The core of the study is statistic evaluation of the results obtained by numerical simulations of L-Box test. The main novelty of the paper is the methodology of estimating the degree of segregation depending on the parameters under investigation, including particle content and number of reinforcing bars. The concluding remarks can be expressed by the effects of the initial particle content of the suspension and configuration of reinforcement bars, as well as the interactions between particles and obstacles on passing ability, and dynamic stability of SCC as a heterogeneous material, as follows:

  • A new approach is proposed to evaluate the bar–particles coupled effect on the horizontal dynamic stability and risk of blocking in three different interaction zones. These zones indicate parallel and opposite interactions between bars and particles which affect the flow performance of the investigated suspensions, as follows. Increasing both the particle content of the simulated concrete suspension and the number of bars in the L-Box horizontal section can lead to greater possibility of formation of particle arches, which increases the risk of blocking. These conclusions are in good agreement with the experimental and statistical results obtained by Yahia et al. [13] which showed that in order to reach a given level of passing ability, when the content of coarse aggregate increased, the number of reinforcing bars can decrease (i.e., higher clear distance between the obstacles). Nepomuceno et al. [12] also showed experimentally that in order to achieve a given level of self-compactability, in the case of higher number of reinforcing bars, the volumetric content of coarse aggregate needs to be reduced. On the other hand, as reported by Yahia et al. [13], the increase in particle content can lead to an increase in the overall viscosity and yield stress values of the suspension. Regarding the vertical variation of velocity of free surface flow of a suspension’s layer [29], it can lead to lower relative velocity between the surrounding fluid and suspended solid particles. This can then improve the dynamic stability of the mixture in the horizontal direction.
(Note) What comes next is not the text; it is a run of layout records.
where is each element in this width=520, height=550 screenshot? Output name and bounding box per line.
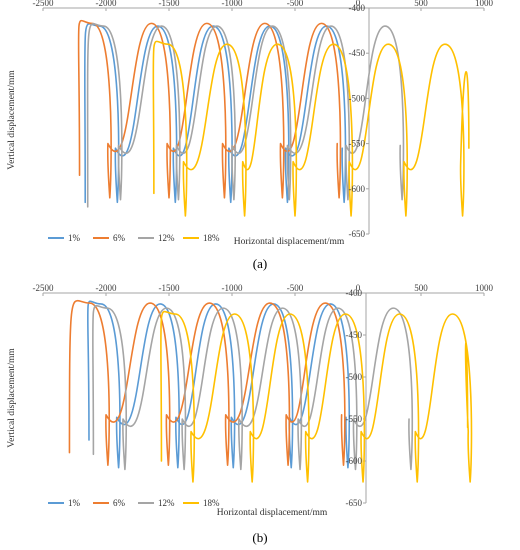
y-tick-label: -550: [349, 139, 366, 149]
x-tick-label: 0: [356, 283, 361, 293]
series-line-1%: [83, 22, 347, 204]
legend-label: 6%: [113, 498, 126, 508]
x-axis-title: Horizontal displacement/mm: [234, 237, 345, 247]
series-line-12%: [86, 23, 405, 208]
series-line-6%: [77, 19, 342, 199]
y-tick-label: -550: [346, 414, 363, 424]
series-line-18%: [152, 40, 470, 217]
x-tick-label: -2000: [96, 283, 117, 293]
y-tick-label: -400: [346, 288, 363, 298]
y-axis-title: Vertical displacement/mm: [7, 70, 17, 170]
x-tick-label: -2500: [33, 0, 54, 8]
x-tick-label: -1500: [159, 0, 180, 8]
y-tick-label: -400: [349, 3, 366, 13]
x-tick-label: -500: [287, 0, 304, 8]
series-line-6%: [68, 299, 346, 466]
x-tick-label: 500: [414, 0, 428, 8]
y-tick-label: -500: [346, 372, 363, 382]
x-tick-label: 0: [356, 0, 361, 8]
y-tick-label: -600: [346, 456, 363, 466]
x-tick-label: -2000: [96, 0, 117, 8]
y-tick-label: -650: [346, 498, 363, 508]
panel-label: (b): [252, 530, 267, 545]
y-tick-label: -600: [349, 184, 366, 194]
y-tick-label: -450: [346, 330, 363, 340]
legend-label: 12%: [158, 498, 175, 508]
series-line-12%: [92, 304, 414, 471]
panel-label: (a): [253, 256, 267, 271]
chart-panel-b: -2500 -2000 -1500 -1000 -500 0 500 1000 -400 -450…: [7, 283, 494, 545]
y-axis-title: Vertical displacement/mm: [7, 348, 17, 448]
y-tick-label: -650: [349, 229, 366, 239]
x-tick-label: -1000: [222, 0, 243, 8]
legend-label: 6%: [113, 233, 126, 243]
x-tick-label: -1000: [222, 283, 243, 293]
y-tick-label: -450: [349, 48, 366, 58]
y-tick-label: -500: [349, 93, 366, 103]
legend-label: 18%: [203, 498, 220, 508]
series-line-1%: [86, 300, 351, 469]
x-tick-label: 500: [414, 283, 428, 293]
legend-label: 1%: [68, 233, 81, 243]
x-tick-label: -1500: [159, 283, 180, 293]
x-tick-label: 1000: [475, 283, 494, 293]
x-axis-title: Horizontal displacement/mm: [217, 508, 328, 518]
x-tick-label: -2500: [33, 283, 54, 293]
x-tick-label: -500: [287, 283, 304, 293]
x-tick-label: 1000: [475, 0, 494, 8]
legend-label: 1%: [68, 498, 81, 508]
chart-panel-a: -2500 -2000 -1500 -1000 -500 0 500 1000 -400 -450…: [7, 0, 494, 271]
series-line-18%: [160, 310, 473, 483]
legend-label: 18%: [203, 233, 220, 243]
legend-label: 12%: [158, 233, 175, 243]
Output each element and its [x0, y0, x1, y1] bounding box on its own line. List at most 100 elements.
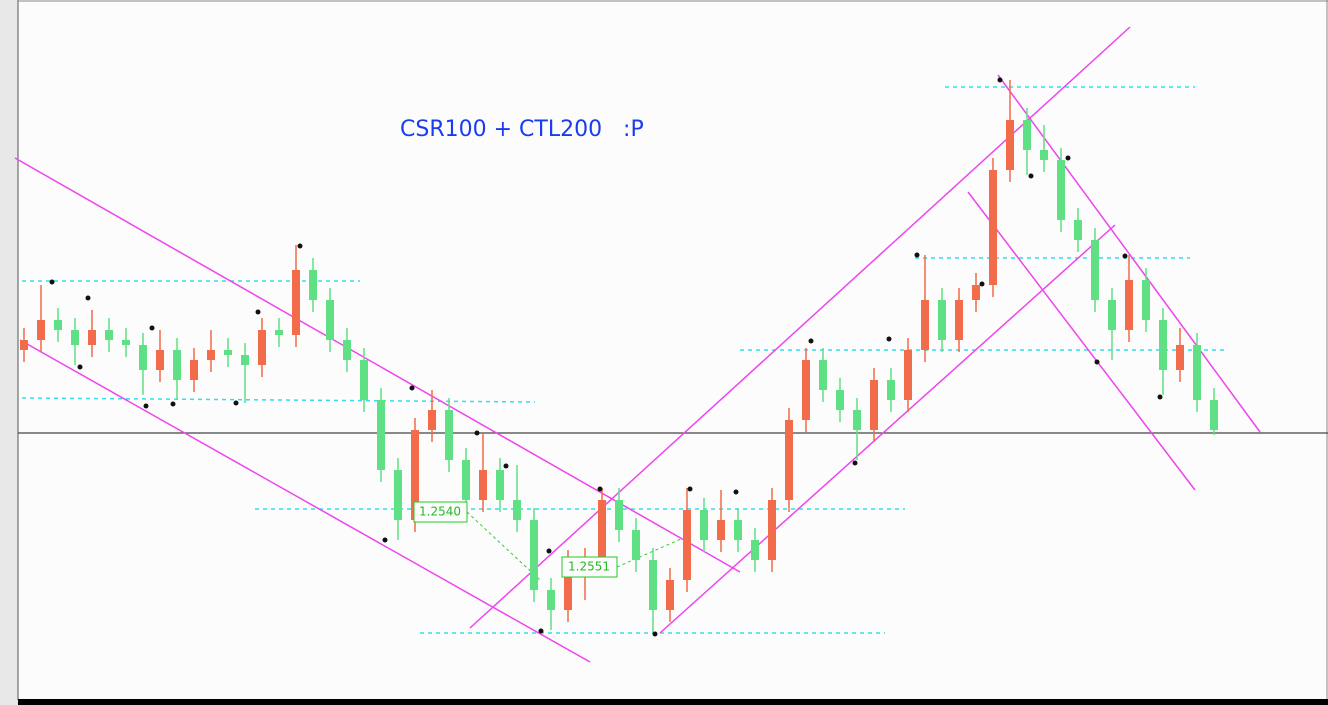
pivot [85, 295, 91, 301]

  • The numerical simulation results showed that in a given rheological properties of the suspending fluid (i.e., stable and homogeneous portion of the concrete), increasing both the particle content and number of reinforcing bars can increase dynamic segregation and blocking of the mixture through the horizontal channel of the L-Box by values of up to 2.5 and 3.2, respectively. The maximum horizontal dynamic segregation index (I.H.D.S.I.) was 5.5 for the suspension with the higher coarse aggregate content of 8.7% in the presence of 18 bars.

  • The highest bar effect was observed in the middle horizontal section, which exhibited the maximum dynamic segregation compared to concrete sampled from sections located at the end of the horizontal channel. On the other hand, in the case of the highest particle content and the maximum number of obstacles, the effects of bars and particle content in the terminal horizontal parts decreased.

  • In the case of casting of the SCC mixtures consisting of high concentrations of coarse aggregates in highly reinforced horizontal formworks, the effect of particle content and configurations of bars on passing ability and dynamic segregation of SCC are shown to be dominant in the middle horizontal sections. However, flow performance properties of SCC in the extreme sections located beneath the casting point and at the end of the formwork are found to depend mostly on the casting flow rate and length of formwork, respectively.

  • The numerical simulation showed that unlike the horizontal dynamic segregation, increasing both particle content and density of reinforcing bars can decrease the vertical dynamic segregation index (up to 0.26).

  • An auxiliary lattice effect on the motion of the particles was observed in the vertical compartment of the L-Box with a decrease in dynamic segregation index of up to 0.09.